Cuma, Ağustos 08, 2008

vaktim vardı, düşündüm..

- Bu öğlen Ayşegül ile buluştuk. Dönerken taksiye bindim, genç sessiz bir adamdı şoför, radyoyu da kendisi gibi sessiz sedasız dinliyordu, bir Rafet El Roman şarkısı çalıyordu derinden. Güneşli ama Ağustos ayı için serin, esintili bir İstanbul öğleninde, bir taksinin içinde ilerler ve Nişantaşı'nın kalabalığını arkamda bırakıp Beyoğlu'nun kalabalığına koşarken, kulağımda aşina bile olmadığım bir şarkıyla ne şanslı olduğumu düşündüm: Benim annemin doğurmadığı öz kızkardeşlerim var! Şimdi ne zaman Rafet El Roman çalsa bir yerlerde, ben kelimenin tam anlamıyla "canım kadar" sevdiğim kızkardeşlerimi düşünüp gülümseyeceğim, gören de bu şarkıları sevdiğimi düşünecek! Olacak iş mi şimdi?! :)

- Simon bana o kadar çok benziyor ki, bazen dehşete kapılıyorum! Yalnızca kendisi istediği zaman, kendisinin istediği kadar sevilmek istiyor mesela; öncesine, sonrasına, daha fazlasına veya daha azına tahammülü yok. Buna rağmen her an gözünün görebileceği, bize ulaşabileceği bir mesafede duralım istiyor, üstelik uyurken bile böyle bu. Hayali düşmanları var sonra. :) Durup dururken bir gölgeden, evdeki minik bir hareketten işkillenip gölge düşmanlara savaş açıyor, sağa sola deli gibi koşturup hiç bir şey olmadığını fark ettiğinde, sanki gölge düşmanları yenmiş de hepsi kaçmışlar gibi, muzaffer bir komutan edasıyla gurulduyor. İstediği olmadığında ne yapacağını bilemiyor, kararsız kalıyor, genelde saldırgan davranıyor.

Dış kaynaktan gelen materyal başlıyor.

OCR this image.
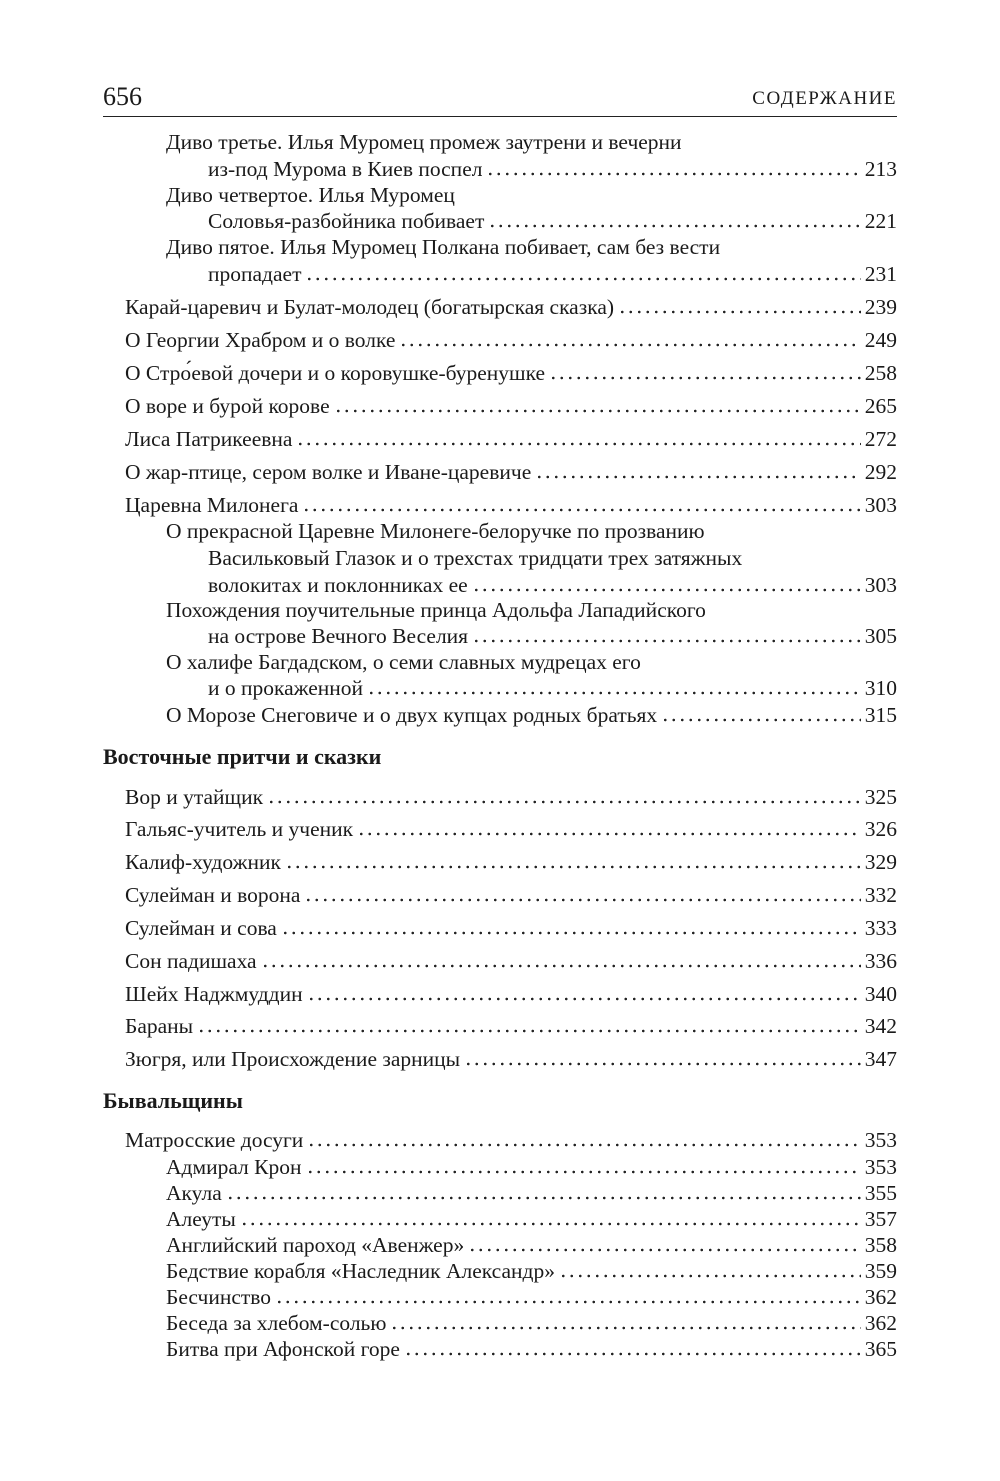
656	СОДЕРЖАНИЕ
Диво третье. Илья Муромец промеж заутрени и вечерни
из-под Мурома в Киев поспел	213
Диво четвертое. Илья Муромец
Соловья-разбойника побивает	221
Диво пятое. Илья Муромец Полкана побивает, сам без вести
пропадает	231
Карай-царевич и Булат-молодец (богатырская сказка)	239
О Георгии Храбром и о волке	249
О Стро́евой дочери и о коровушке-буренушке	258
О воре и бурой корове	265
Лиса Патрикеевна	272
О жар-птице, сером волке и Иване-царевиче	292
Царевна Милонега	303
О прекрасной Царевне Милонеге-белоручке по прозванию
Васильковый Глазок и о трехстах тридцати трех затяжных
волокитах и поклонниках ее	303
Похождения поучительные принца Адольфа Лападийского
на острове Вечного Веселия	305
О халифе Багдадском, о семи славных мудрецах его
и о прокаженной	310
О Морозе Снеговиче и о двух купцах родных братьях	315
Восточные притчи и сказки
Вор и утайщик	325
Гальяс-учитель и ученик	326
Калиф-художник	329
Сулейман и ворона	332
Сулейман и сова	333
Сон падишаха	336
Шейх Наджмуддин	340
Бараны	342
Зюгря, или Происхождение зарницы	347
Бывальщины
Матросские досуги	353
Адмирал Крон	353
Акула	355
Алеуты	357
Английский пароход «Авенжер»	358
Бедствие корабля «Наследник Александр»	359
Бесчинство	362
Беседа за хлебом-солью	362
Битва при Афонской горе	365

Komutlara, emirlere şiddetle karşı çıkıyor. "İn o masadan" dediğimde örneğin, gelecek her türlü cezayı iyi bilmesine rağmen, bütün gücüyle masaya yayılıp tutunan ve başka hiç bir koşulda çıkarmadığı seslerle bana resmen cevap veren bir anarşist o! Geveze! Hem o kadar geveze ki avıyla (sineklerle, topuyla) bile konuşuyor. :) Bütün kelimeler içinde en iyi "mama"yı biliyor ve yalnızca güzel bir yemek için mutluluk belirtisi gösteriyor. Kendisine faydalı olanı değil, en zararlıyı seviyor. Çok su içiyor. Yediğimiz her şeyi (yemeyecek bile olsa) büyük bir merakla kokluyor. Sürekli kilo alıp veriyor bir de. :)

Bir kediyi anlamak ve sevmek için bir kedi olmak gerekiyor belki de..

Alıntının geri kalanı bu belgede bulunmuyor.